The chief executives at Goldman Sachs, JPMorgan Chase, Citigroup, Bank of America, Bank of New York Mellon, State Street, Morgan Stanley, and Wells Fargo are slated to testify Wednesday before the House Financial Services Committee.
At the hearing they are expected to face a firing squad of lawmakers who want to know how their financial institutions spent money received under the $700 billion Troubled Asset Relief Program (TARP) and why more isn't being done to help homeowners.
Lawmakers are expecting some humility from the CEOs as well as acknowledgment that their banks will channel government funds to boost lending to consumers and businesses to help resuscitate an ailing U.S. economy mired in a recession.
"It is abundantly clear that we are here amidst broad public anger at our industry," said Goldman Sachs CEO Lloyd Blankfein said in prepared testimony.
Blankfein said he has never seen "a wider gulf" between the industry and the public and said many people believe — "justifiably so" — that Wall Street lost sight of its larger public obligations by allowing unchecked practices to undermine the financial system's stability.
Both Morgan Stanley CEO John Mack and Wells Fargo CEO John Stumpf said their banks have not used government money for executive bonuses, dividends or lobbying.
"I know the American people are outraged about some compensation practices on Wall Street," Mack said. "I can understand why."
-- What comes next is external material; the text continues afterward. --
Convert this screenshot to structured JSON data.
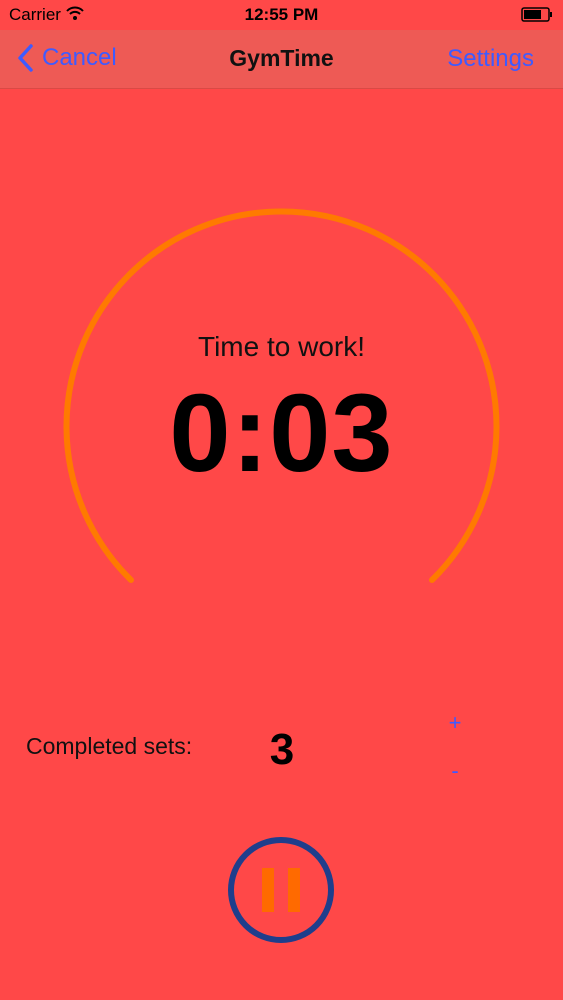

Mack said banks want to pay the government in full as fast as possible.
LENDING, FORECLOSURES, MODERNIZATION
Lawmakers might not accept their defense as they are growing weary of having been asked to provide more funds to fix the banking system as well as jump-start the economy.
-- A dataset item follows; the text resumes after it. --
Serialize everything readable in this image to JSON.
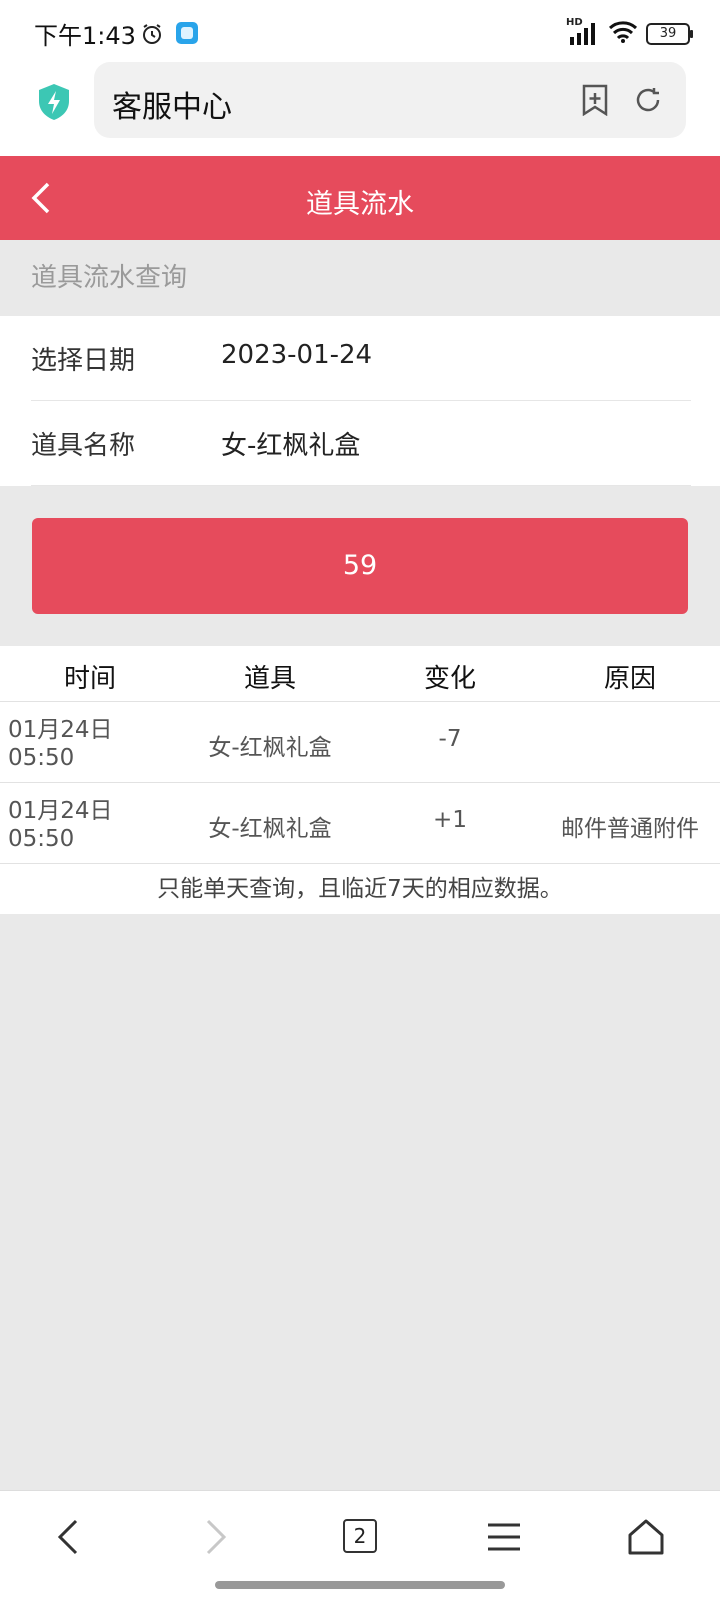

One of the criticisms banks face is that they are not lending to people to buy homes, cars and other big ticket items and for education, and instead is hoarding the cash as they try to meet regulatory capital requirements.
But the CEOs said their banks are indeed lending. "We have every incentive to lend. And, despite recessionary headwinds, we are lending," Bank of America CEO Ken Lewis said. "We are lending far more because of the TARP program."
In addition to feeling public outrage, committee Chairman Barney Frank told Reuters on Tuesday that he also wants to hear CEOS committed to the government's home foreclosure prevention programs.
Compensation restrictions and home foreclosure prevention efforts were part of a new bank rescue plan unveiled by Treasury Secretary Timothy Geithner on Tuesday.
With $50 billion to be used to help troubled homeowners, the U.S. government also is planning a bigger housing program to help homeowners. That program is expected to be announced next week.
JPMorgan CEO Jamie Dimon said his bank expects to help out 650,000 borrowers from losing their homes by the end of 2010 and urged the Obama administration to adopt a national standard for foreclosure prevention programs.
"The American people are right to expect that we use TARP funds responsibly, quickly and transparently," Citigroup CEO Vikram Pandit said.
Many of the CEOs, whose institutions helped cause create the worst financial crisis since the Great Depression, said the regulation of the financial system needs major reforms.
"We understand that the old model no longer works and the old rules no longer apply," Pandit said.
Dimon said he supports modernizing the financial regulatory system with the creation of a systemic risk regulator. "Everyone agrees that this needs to be done — and done right away," he said.